A estes santos e razoáveis jejuns, nada virá juntar-se com maior proveito do que as esmolas. Sob o nome de obras de misericórdia, incluem-se muitas e louváveis ações de bondade; graças a elas, todos os fiéis podem manifestar igualmente os seus sentimentos, por mais diversos que sejam os recursos de cada um.
Se verdadeiramente amamos a Deus e ao próximo, nenhum obstáculo impedirá nossa boa vontade. Quando os anjos cantaram: Glória a Deus nas alturas e paz na terra aos homens de boa vontade (Lc 2,14), proclamavam bem-aventurado, não só pela virtude da benevolência, mas também pelo dom da paz, todo aquele que, por amor, se compadece do sofrimento alheio.

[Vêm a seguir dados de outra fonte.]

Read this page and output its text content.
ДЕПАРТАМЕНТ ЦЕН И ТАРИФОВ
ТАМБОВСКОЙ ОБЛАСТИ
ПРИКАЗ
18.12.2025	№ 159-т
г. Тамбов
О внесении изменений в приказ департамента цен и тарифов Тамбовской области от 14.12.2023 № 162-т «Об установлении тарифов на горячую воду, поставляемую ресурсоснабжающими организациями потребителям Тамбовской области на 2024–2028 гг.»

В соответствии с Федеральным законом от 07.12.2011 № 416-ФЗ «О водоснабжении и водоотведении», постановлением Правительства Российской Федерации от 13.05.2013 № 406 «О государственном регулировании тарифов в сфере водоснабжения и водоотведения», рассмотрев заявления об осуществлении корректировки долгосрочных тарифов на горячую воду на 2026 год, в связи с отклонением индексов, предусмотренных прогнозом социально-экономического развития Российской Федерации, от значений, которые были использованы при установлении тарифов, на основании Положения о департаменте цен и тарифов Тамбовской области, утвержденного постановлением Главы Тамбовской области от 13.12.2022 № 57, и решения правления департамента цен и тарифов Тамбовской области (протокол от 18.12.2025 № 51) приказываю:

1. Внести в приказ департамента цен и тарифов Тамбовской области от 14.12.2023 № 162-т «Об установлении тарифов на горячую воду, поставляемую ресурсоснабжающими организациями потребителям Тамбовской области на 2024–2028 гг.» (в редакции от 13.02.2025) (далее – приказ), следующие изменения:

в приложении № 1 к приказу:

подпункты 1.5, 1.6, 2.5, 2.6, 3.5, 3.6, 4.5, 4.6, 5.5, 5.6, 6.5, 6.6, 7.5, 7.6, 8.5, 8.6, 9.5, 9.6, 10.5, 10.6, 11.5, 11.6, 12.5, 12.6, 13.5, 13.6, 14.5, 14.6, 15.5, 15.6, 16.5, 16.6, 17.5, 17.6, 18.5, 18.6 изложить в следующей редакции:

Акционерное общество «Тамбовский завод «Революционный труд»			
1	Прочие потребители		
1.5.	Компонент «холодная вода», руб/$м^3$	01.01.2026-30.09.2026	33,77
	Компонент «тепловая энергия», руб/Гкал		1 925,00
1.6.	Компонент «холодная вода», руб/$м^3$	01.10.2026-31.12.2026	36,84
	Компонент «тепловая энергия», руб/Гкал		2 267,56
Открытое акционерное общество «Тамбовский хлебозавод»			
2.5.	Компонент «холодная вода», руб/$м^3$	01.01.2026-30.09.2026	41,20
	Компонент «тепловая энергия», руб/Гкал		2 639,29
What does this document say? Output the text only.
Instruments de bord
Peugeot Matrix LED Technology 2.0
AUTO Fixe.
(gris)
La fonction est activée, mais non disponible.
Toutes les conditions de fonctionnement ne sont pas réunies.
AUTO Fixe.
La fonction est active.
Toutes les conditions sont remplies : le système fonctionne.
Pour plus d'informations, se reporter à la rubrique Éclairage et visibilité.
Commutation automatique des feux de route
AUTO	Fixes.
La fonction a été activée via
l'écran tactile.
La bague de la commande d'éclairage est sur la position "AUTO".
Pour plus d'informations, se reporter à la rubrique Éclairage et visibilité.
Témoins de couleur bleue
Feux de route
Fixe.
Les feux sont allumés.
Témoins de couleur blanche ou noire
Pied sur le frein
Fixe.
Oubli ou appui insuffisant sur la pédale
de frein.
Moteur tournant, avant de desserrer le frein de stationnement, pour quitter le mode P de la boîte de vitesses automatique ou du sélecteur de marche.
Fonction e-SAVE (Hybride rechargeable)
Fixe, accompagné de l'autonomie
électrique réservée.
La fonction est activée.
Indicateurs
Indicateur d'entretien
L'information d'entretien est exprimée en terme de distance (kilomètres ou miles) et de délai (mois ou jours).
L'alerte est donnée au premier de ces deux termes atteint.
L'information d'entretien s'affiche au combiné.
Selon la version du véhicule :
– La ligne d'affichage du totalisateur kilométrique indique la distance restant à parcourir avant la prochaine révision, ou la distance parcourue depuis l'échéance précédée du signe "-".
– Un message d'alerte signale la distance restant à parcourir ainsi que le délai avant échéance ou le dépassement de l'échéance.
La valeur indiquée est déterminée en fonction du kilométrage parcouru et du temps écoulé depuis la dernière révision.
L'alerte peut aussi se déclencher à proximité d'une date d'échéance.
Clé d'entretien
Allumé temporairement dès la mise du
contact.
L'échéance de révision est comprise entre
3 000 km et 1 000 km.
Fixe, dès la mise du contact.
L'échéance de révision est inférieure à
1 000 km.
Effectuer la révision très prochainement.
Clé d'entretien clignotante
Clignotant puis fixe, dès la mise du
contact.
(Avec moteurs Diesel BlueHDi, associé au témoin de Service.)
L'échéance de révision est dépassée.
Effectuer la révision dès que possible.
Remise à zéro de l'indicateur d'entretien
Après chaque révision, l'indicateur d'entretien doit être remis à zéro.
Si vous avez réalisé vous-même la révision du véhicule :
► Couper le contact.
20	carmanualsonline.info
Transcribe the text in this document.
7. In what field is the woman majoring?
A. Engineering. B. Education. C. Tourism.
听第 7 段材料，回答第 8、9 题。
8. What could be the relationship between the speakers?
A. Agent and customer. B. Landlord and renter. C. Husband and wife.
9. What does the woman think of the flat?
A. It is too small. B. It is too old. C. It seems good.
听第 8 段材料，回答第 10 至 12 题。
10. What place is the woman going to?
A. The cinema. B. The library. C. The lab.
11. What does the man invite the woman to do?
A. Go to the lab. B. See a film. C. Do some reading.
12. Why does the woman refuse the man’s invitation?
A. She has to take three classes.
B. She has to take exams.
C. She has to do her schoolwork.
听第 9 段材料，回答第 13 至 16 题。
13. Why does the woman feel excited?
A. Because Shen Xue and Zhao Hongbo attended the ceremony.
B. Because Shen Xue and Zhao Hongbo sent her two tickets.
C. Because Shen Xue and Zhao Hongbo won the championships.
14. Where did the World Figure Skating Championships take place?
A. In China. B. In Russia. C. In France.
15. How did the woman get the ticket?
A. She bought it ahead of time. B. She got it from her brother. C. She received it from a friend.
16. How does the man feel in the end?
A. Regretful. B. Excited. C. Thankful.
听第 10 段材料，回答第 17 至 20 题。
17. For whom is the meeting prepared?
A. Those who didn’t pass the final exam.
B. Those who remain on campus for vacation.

São inúmeras as obras de misericórdia, o que permite aos verdadeiros cristãos tomar parte na distribuição de esmolas, sejam eles ricos, possuidores de grandes bens, ou pobres, sem muitos recursos. Apesar de nem todos poderem ser iguais na possibilidade de dar, todos podem sê-lo na boa vontade que manifestam”.
Assim desejamos que todos possamos viver este tempo favorável que o Senhor nos concede aproveitando-nos dos benefícios concedidos por Deus aos que o buscam de coração sincero, purificando-se dos seus desejos para viver na santidade.
Abençoado caminho quaresmal para todos nós!